Outside the Rose Bowl, January 1, 2014 |
In 2014 I set my PR in every distance. In the spring I finally broke 2 hours in the half marathon in the Cocoa Classic in Detroit. I did it again a month later in the Kalamazoo Half Marathon. I finally shattered my 26:00 5k PR running 23:55 in Downtown Lansing. I completed a sprint triathlon. By summer I was in the best shape of my adult life. I had, however, developed another hernia nearly identical to the one in 2011. I scheduled surgery to repair this hernia, but first my husband and I took a beautiful vacation to Quebec City and Montreal. I think it was the miles that saved me in 2013-14: the miles I ran and the miles we traveled.
Finally breaking the 2 hour half marathon mark, April 2014 |
Post-Kalamazoo Half Marathon, May 2014 |
Obliterating my 5k PR, May 2014 |
Trying a tri |
Wedges and cobblestones DO mix. Quebec City, July 2014 |
We came home and it was time to get down to the business of surgery. My hernia surgery seemed to go as well as the one previous one. I went home without complication, but after a few days I was vomiting and unable to keep anything down. We went to the ER, and I was admitted to the hospital. The on-call surgeon indicated that I didn't have an obstruction and just needed to "walk it off" so we went home where I proceeded to throw up violently all weekend.
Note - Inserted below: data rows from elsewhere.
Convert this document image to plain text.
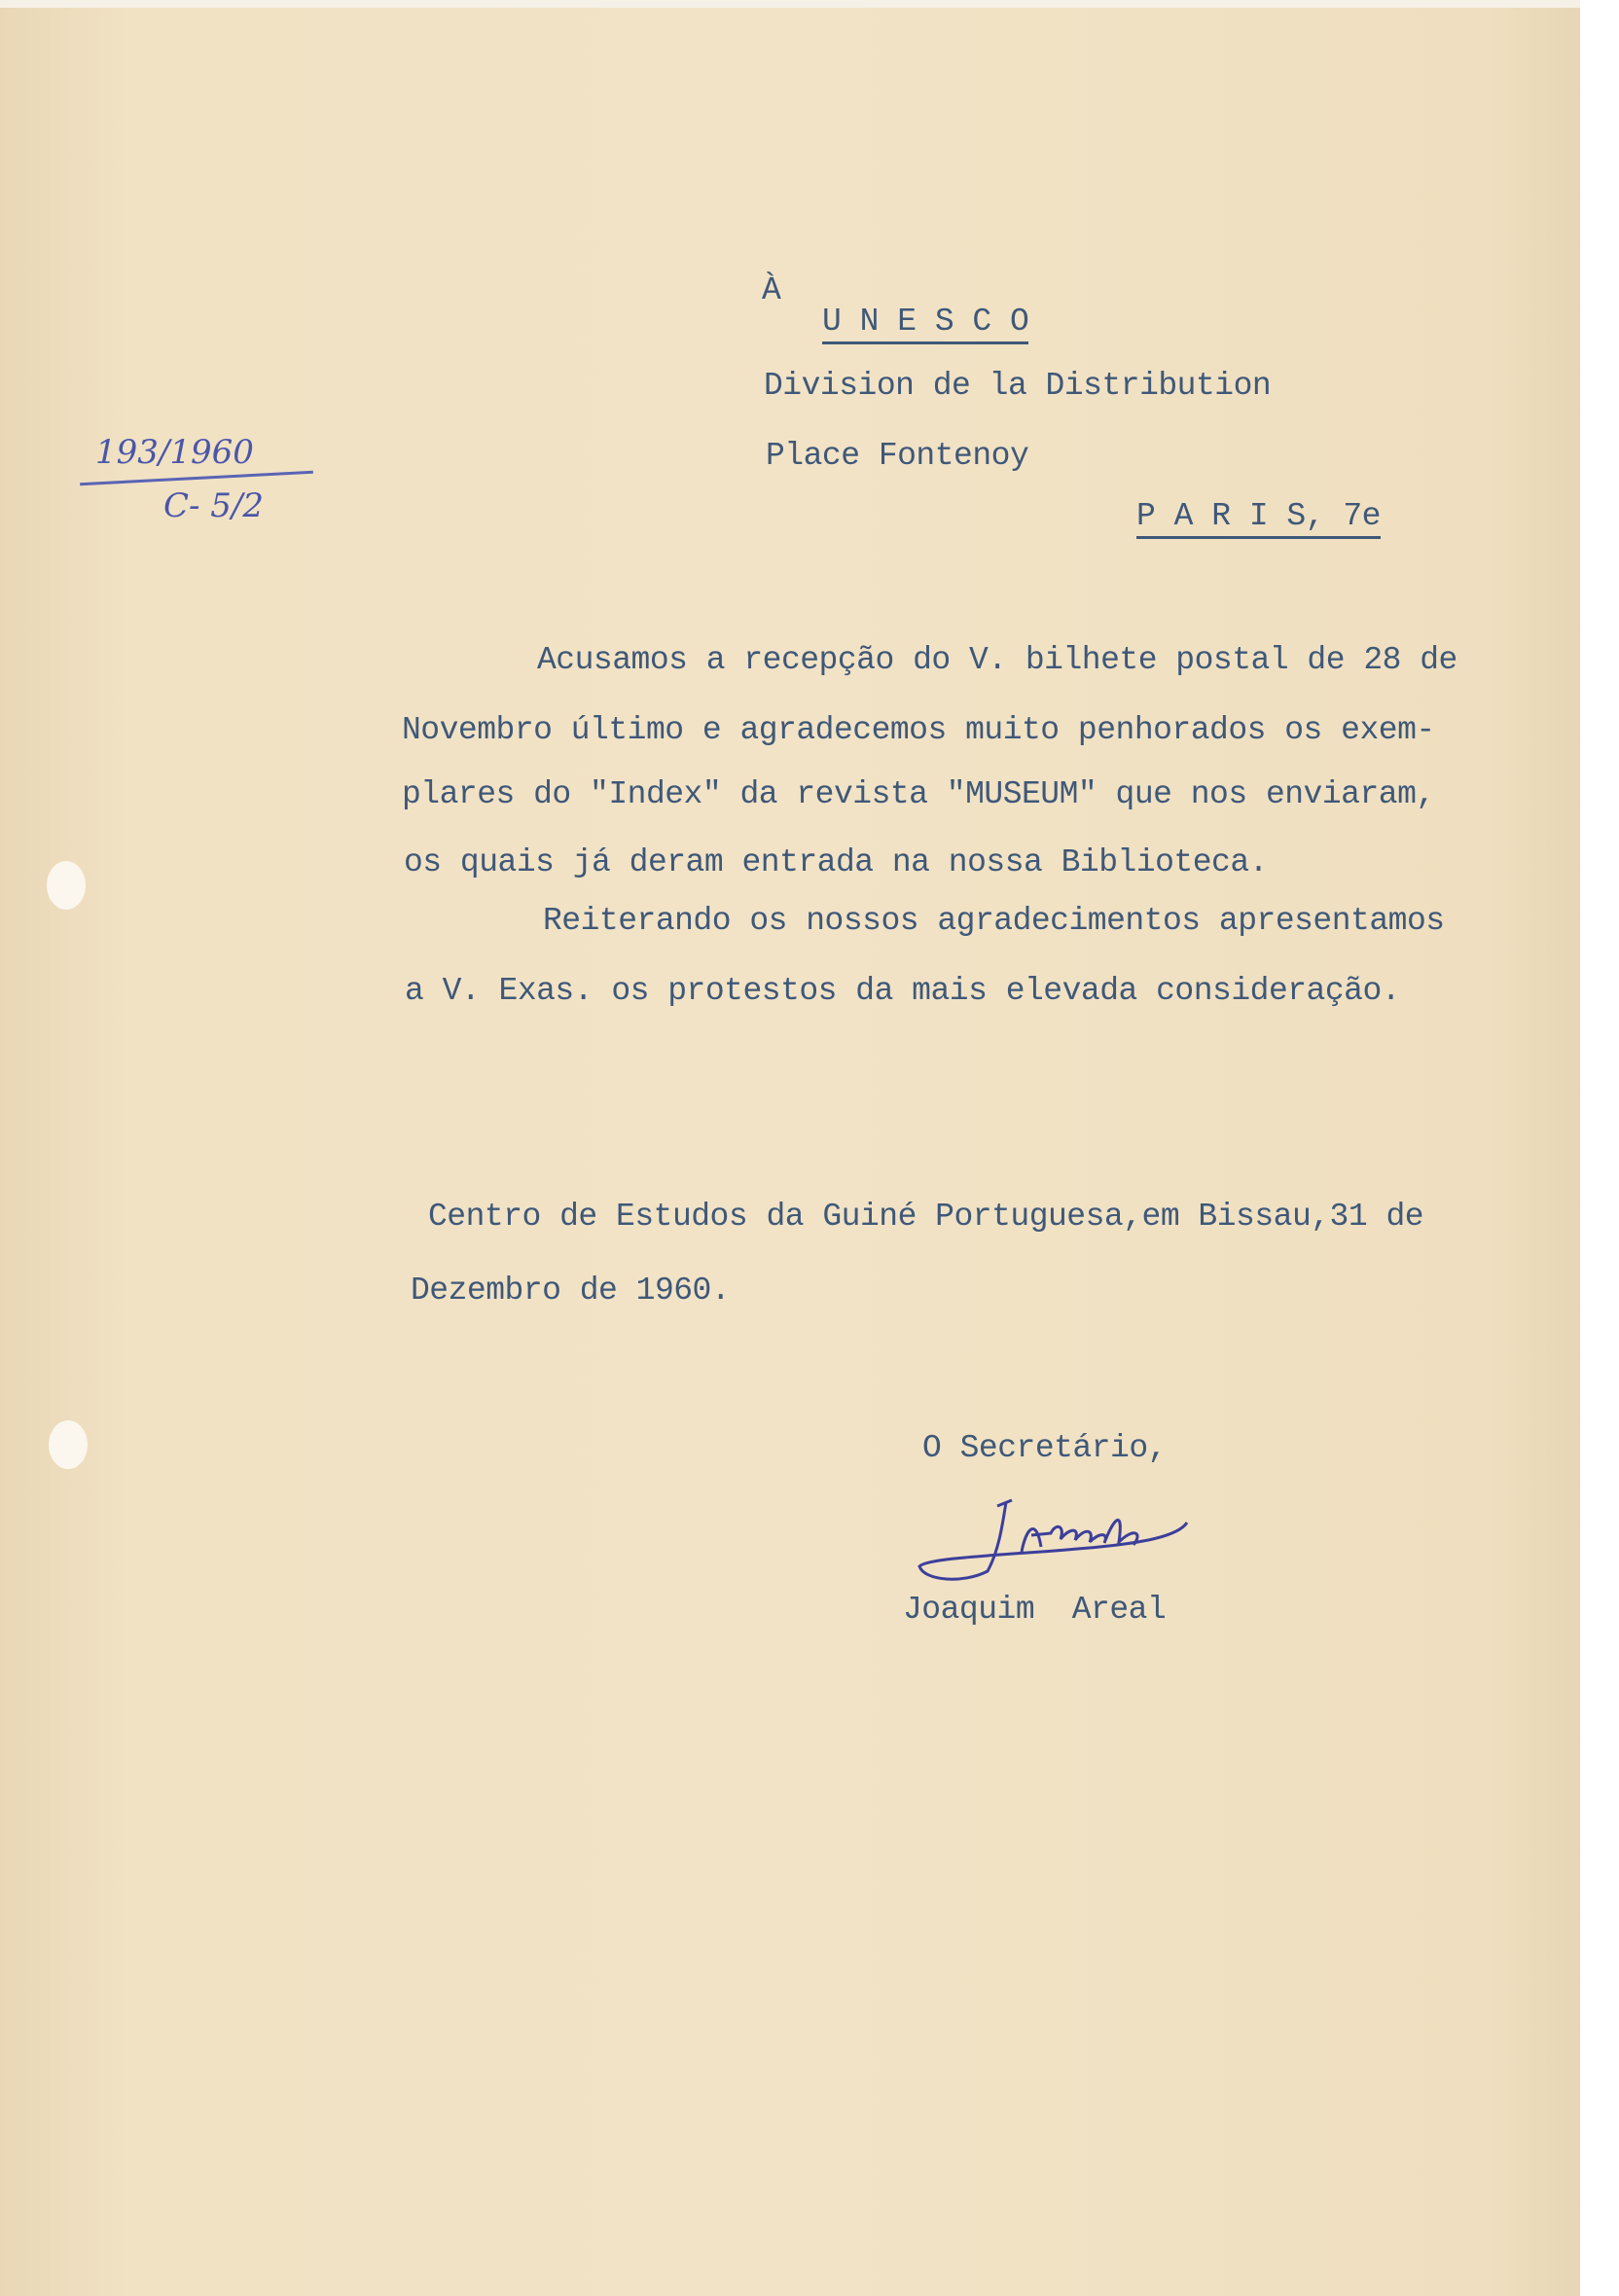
À
U N E S C O
Division de la Distribution
Place Fontenoy
P A R I S, 7e
193/1960
C- 5/2
Acusamos a recepção do V. bilhete postal de 28 de
Novembro último e agradecemos muito penhorados os exem-
plares do "Index" da revista "MUSEUM" que nos enviaram,
os quais já deram entrada na nossa Biblioteca.
Reiterando os nossos agradecimentos apresentamos
a V. Exas. os protestos da mais elevada consideração.
Centro de Estudos da Guiné Portuguesa,em Bissau,31 de
Dezembro de 1960.
O Secretário,
Joaquim  Areal
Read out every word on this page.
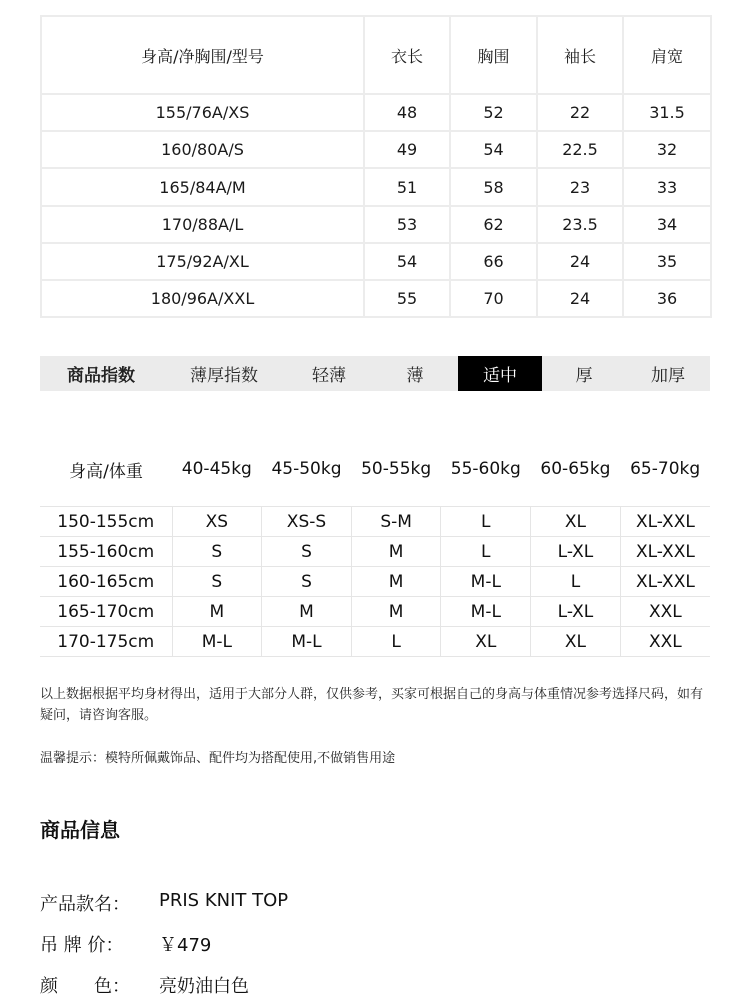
身高/净胸围/型号	衣长	胸围	袖长	肩宽
155/76A/XS	48	52	22	31.5
160/80A/S	49	54	22.5	32
165/84A/M	51	58	23	33
170/88A/L	53	62	23.5	34
175/92A/XL	54	66	24	35
180/96A/XXL	55	70	24	36
商品指数	薄厚指数	轻薄	薄	适中	厚	加厚
身高/体重	40-45kg	45-50kg	50-55kg	55-60kg	60-65kg	65-70kg

150-155cm	XS	XS-S	S-M	L	XL	XL-XXL
155-160cm	S	S	M	L	L-XL	XL-XXL
160-165cm	S	S	M	M-L	L	XL-XXL
165-170cm	M	M	M	M-L	L-XL	XXL
170-175cm	M-L	M-L	L	XL	XL	XXL
以上数据根据平均身材得出，适用于大部分人群，仅供参考，买家可根据自己的身高与体重情况参考选择尺码，如有疑问，请咨询客服。
温馨提示：模特所佩戴饰品、配件均为搭配使用,不做销售用途
商品信息
产品款名：	PRIS KNIT TOP
吊 牌 价：	￥479
颜　　色：	亮奶油白色
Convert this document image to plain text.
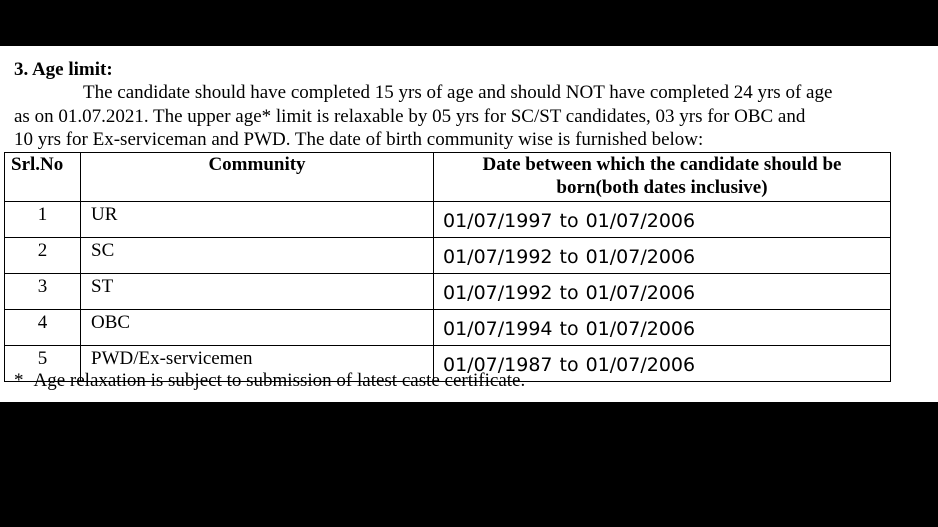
3. Age limit:
The candidate should have completed 15 yrs of age and should NOT have completed 24 yrs of age
as on 01.07.2021. The upper age* limit is relaxable by 05 yrs for SC/ST candidates, 03 yrs for OBC and
10 yrs for Ex-serviceman and PWD. The date of birth community wise is furnished below:
Srl.No	Community	Date between which the candidate should be
born(both dates inclusive)
1	UR	01/07/1997 to 01/07/2006
2	SC	01/07/1992 to 01/07/2006
3	ST	01/07/1992 to 01/07/2006
4	OBC	01/07/1994 to 01/07/2006
5	PWD/Ex-servicemen	01/07/1987 to 01/07/2006
* Age relaxation is subject to submission of latest caste certificate.
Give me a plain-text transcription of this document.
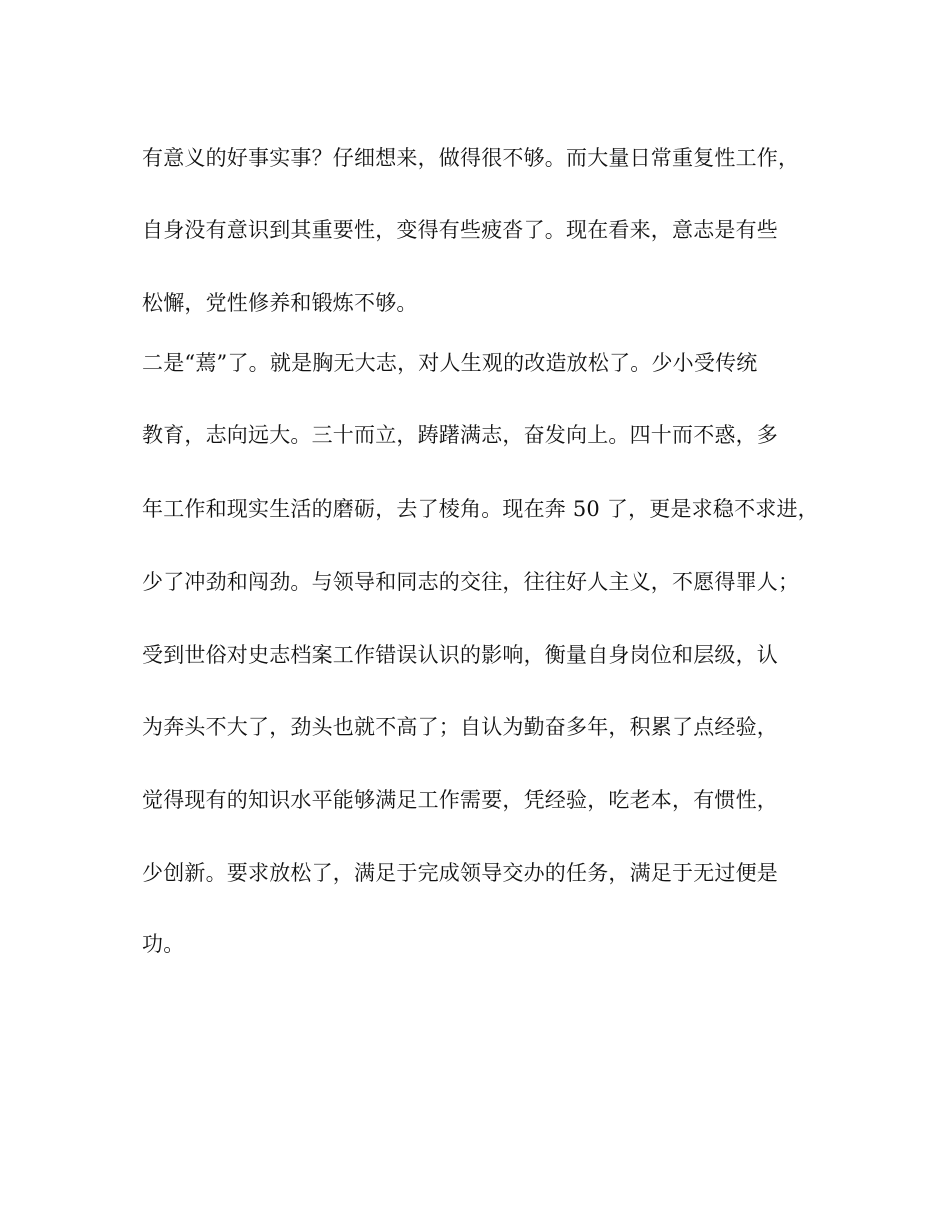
有意义的好事实事？仔细想来，做得很不够。而大量日常重复性工作，
自身没有意识到其重要性，变得有些疲沓了。现在看来，意志是有些
松懈，党性修养和锻炼不够。
二是“蔫”了。就是胸无大志，对人生观的改造放松了。少小受传统
教育，志向远大。三十而立，踌躇满志，奋发向上。四十而不惑，多
年工作和现实生活的磨砺，去了棱角。现在奔 50 了，更是求稳不求进，
少了冲劲和闯劲。与领导和同志的交往，往往好人主义，不愿得罪人；
受到世俗对史志档案工作错误认识的影响，衡量自身岗位和层级，认
为奔头不大了，劲头也就不高了；自认为勤奋多年，积累了点经验，
觉得现有的知识水平能够满足工作需要，凭经验，吃老本，有惯性，
少创新。要求放松了，满足于完成领导交办的任务，满足于无过便是
功。
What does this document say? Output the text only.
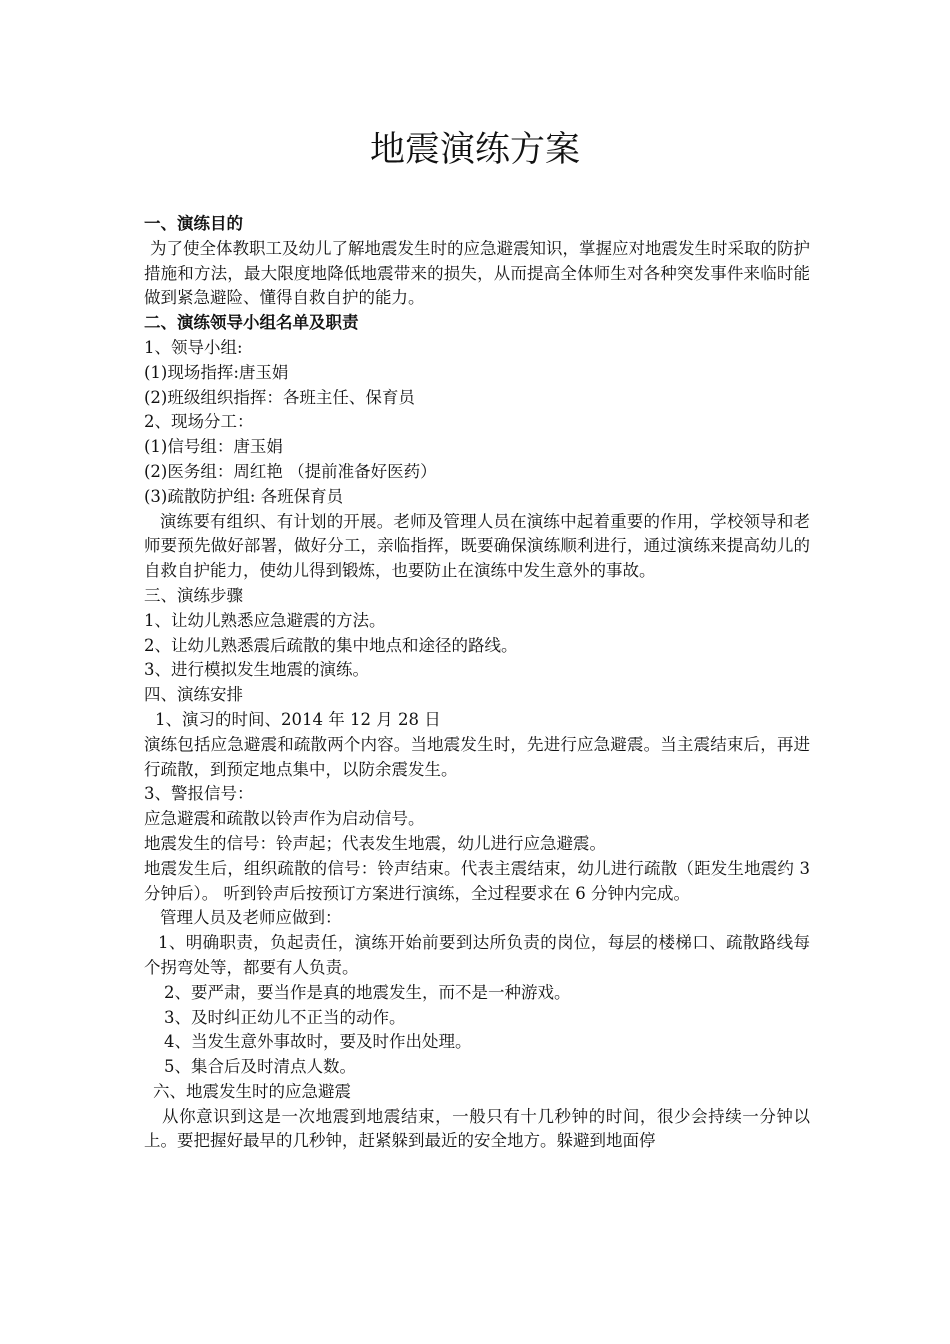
地震演练方案

一、演练目的

为了使全体教职工及幼儿了解地震发生时的应急避震知识，掌握应对地震发生时采取的防护措施和方法，最大限度地降低地震带来的损失，从而提高全体师生对各种突发事件来临时能做到紧急避险、懂得自救自护的能力。

二、演练领导小组名单及职责

1、领导小组:

(1)现场指挥:唐玉娟

(2)班级组织指挥：各班主任、保育员

2、现场分工：

(1)信号组：唐玉娟

(2)医务组：周红艳 （提前准备好医药）

(3)疏散防护组: 各班保育员

演练要有组织、有计划的开展。老师及管理人员在演练中起着重要的作用，学校领导和老师要预先做好部署，做好分工，亲临指挥，既要确保演练顺利进行，通过演练来提高幼儿的自救自护能力，使幼儿得到锻炼，也要防止在演练中发生意外的事故。

三、演练步骤

1、让幼儿熟悉应急避震的方法。

2、让幼儿熟悉震后疏散的集中地点和途径的路线。

3、进行模拟发生地震的演练。

四、演练安排

1、演习的时间、2014 年 12 月 28 日

演练包括应急避震和疏散两个内容。当地震发生时，先进行应急避震。当主震结束后，再进行疏散，到预定地点集中，以防余震发生。

3、警报信号：

应急避震和疏散以铃声作为启动信号。

地震发生的信号：铃声起；代表发生地震，幼儿进行应急避震。

地震发生后，组织疏散的信号：铃声结束。代表主震结束，幼儿进行疏散（距发生地震约 3 分钟后）。 听到铃声后按预订方案进行演练，全过程要求在 6 分钟内完成。

管理人员及老师应做到：

1、明确职责，负起责任，演练开始前要到达所负责的岗位，每层的楼梯口、疏散路线每个拐弯处等，都要有人负责。

2、要严肃，要当作是真的地震发生，而不是一种游戏。

3、及时纠正幼儿不正当的动作。

4、当发生意外事故时，要及时作出处理。

5、集合后及时清点人数。

六、地震发生时的应急避震

从你意识到这是一次地震到地震结束，一般只有十几秒钟的时间，很少会持续一分钟以上。要把握好最早的几秒钟，赶紧躲到最近的安全地方。躲避到地面停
On Monday morning I called my surgeon's office, and he was appalled. He directly admitted me to the hospital. They tried to do a small bowel follow through exam, but I vomited the contrast. I was sent in for surgery again a week later, and my surgeon found a significant amount of scar tissue that had created the obstruction.
I woke up with the dreaded NG tube. A PICC (peripherally inserted central catheter) line was inserted for nutrition, and I began the arduous process of healing. We later discovered a blood clot around my PICC line which would result in 6 months of blood thinners. I also lost about 30 pounds in my weeks in the hospital, and the best shape of my life had taken a quick turn.
In the fall of 2014 I got back into running more quickly than I'd imagined I would. I reset my 10k PR around Halloween. Work was going well, and I was preparing to leave the lobbying world that I'd loved to transition into running my organization's foundation.
But in November we got the call again: a birth mother had chosen us again.